Eaton Leonard 'Leon' Green (born 21 September 1967) was a Yardie gang member involved in armed robbery, drug dealing and extortion in South London. The first Yardie to become a police informant for the Metropolitan Police, his later testimony during his 1997 deportation hearing would reveal police protection for his criminal activities by immigration and intelligence officers of the Drug Related Violence and Intelligence Unit. DRVI provided false passports to allow Green’s accomplices Cecil and Rohan Thomas (known to have killed at least ten people) and members of the Black Roses crew into the country, as well as helping Green to secure residency rights through his marriage to a British woman under questionable circumstances.

==Biography==
Having fled Jamaica on murder charges, Green emigrated to the United Kingdom and eventually settled in Brixton in February 1991, where he began dealing crack and cocaine. Within three months, he had been arrested on drugs and weapons charges and soon after recruited by immigration officer Steve Barker as an informant. His arrest on 8 July 1993, for one of the largest armed robberies in UK history at a Nottingham blues party the previous month, caused scandal for the Home Office as Green had been a paid informant at the time of his arrest. Barker allegedly attempted to protect Green from prosecution by Nottingham authorities. In September 1995, he pleaded guilty and was convicted of armed robbery, possession of firearms and unlawful wounding by the Leeds Crown Court.

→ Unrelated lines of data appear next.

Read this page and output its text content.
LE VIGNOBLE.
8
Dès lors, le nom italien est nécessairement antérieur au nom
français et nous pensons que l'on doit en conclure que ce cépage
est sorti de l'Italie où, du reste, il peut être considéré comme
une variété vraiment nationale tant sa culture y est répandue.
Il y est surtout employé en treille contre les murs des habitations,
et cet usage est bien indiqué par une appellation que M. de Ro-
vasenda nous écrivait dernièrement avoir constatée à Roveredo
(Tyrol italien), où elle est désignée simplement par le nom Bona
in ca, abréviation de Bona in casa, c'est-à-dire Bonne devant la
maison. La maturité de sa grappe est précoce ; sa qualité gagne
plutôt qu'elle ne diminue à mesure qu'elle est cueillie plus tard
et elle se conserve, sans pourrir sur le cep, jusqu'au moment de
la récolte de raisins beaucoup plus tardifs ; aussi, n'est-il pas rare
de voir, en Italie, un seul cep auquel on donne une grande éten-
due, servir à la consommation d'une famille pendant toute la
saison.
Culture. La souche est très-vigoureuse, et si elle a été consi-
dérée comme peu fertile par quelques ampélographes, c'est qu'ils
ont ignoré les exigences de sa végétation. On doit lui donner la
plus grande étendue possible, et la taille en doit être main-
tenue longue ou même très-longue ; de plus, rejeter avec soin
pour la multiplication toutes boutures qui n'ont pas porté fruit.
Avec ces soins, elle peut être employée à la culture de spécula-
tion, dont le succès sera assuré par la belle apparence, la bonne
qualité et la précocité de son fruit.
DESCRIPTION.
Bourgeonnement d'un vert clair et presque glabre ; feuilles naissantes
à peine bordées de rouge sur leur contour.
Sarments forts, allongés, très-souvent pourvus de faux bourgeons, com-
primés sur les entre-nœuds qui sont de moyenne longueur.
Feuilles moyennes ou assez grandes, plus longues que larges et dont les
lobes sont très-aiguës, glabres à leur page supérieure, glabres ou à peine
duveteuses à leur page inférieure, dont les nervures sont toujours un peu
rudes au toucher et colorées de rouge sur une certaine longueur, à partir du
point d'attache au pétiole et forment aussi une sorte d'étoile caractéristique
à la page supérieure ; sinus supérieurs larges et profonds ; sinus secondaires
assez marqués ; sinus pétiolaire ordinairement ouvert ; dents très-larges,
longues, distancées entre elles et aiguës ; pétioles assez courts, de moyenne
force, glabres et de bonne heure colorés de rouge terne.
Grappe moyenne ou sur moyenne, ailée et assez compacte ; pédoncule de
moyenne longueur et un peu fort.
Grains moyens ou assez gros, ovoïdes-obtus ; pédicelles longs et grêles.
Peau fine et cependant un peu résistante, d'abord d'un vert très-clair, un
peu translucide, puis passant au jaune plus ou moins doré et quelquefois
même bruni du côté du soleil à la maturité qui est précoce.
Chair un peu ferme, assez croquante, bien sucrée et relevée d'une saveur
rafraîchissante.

He had shot one of the male guests in the foot during the robbery, allegedly to allay suspicions that he was an informer, but his sentence was reduced due to cooperating with the prosecution in a previous trial.

After serving six years in prison, efforts to avoid deportation by his charge that he had been told by Metropolitan intelligence officers that he would be under the protection of the DRVIU failed and was eventually deported following his deportation trial on 10 July 1997.

Following his release from prison, he applied for asylum on the basis that he would be killed as an informant if returned to Jamaica, which apparently was denied and he was reportedly repatriated to Jamaica in 1999.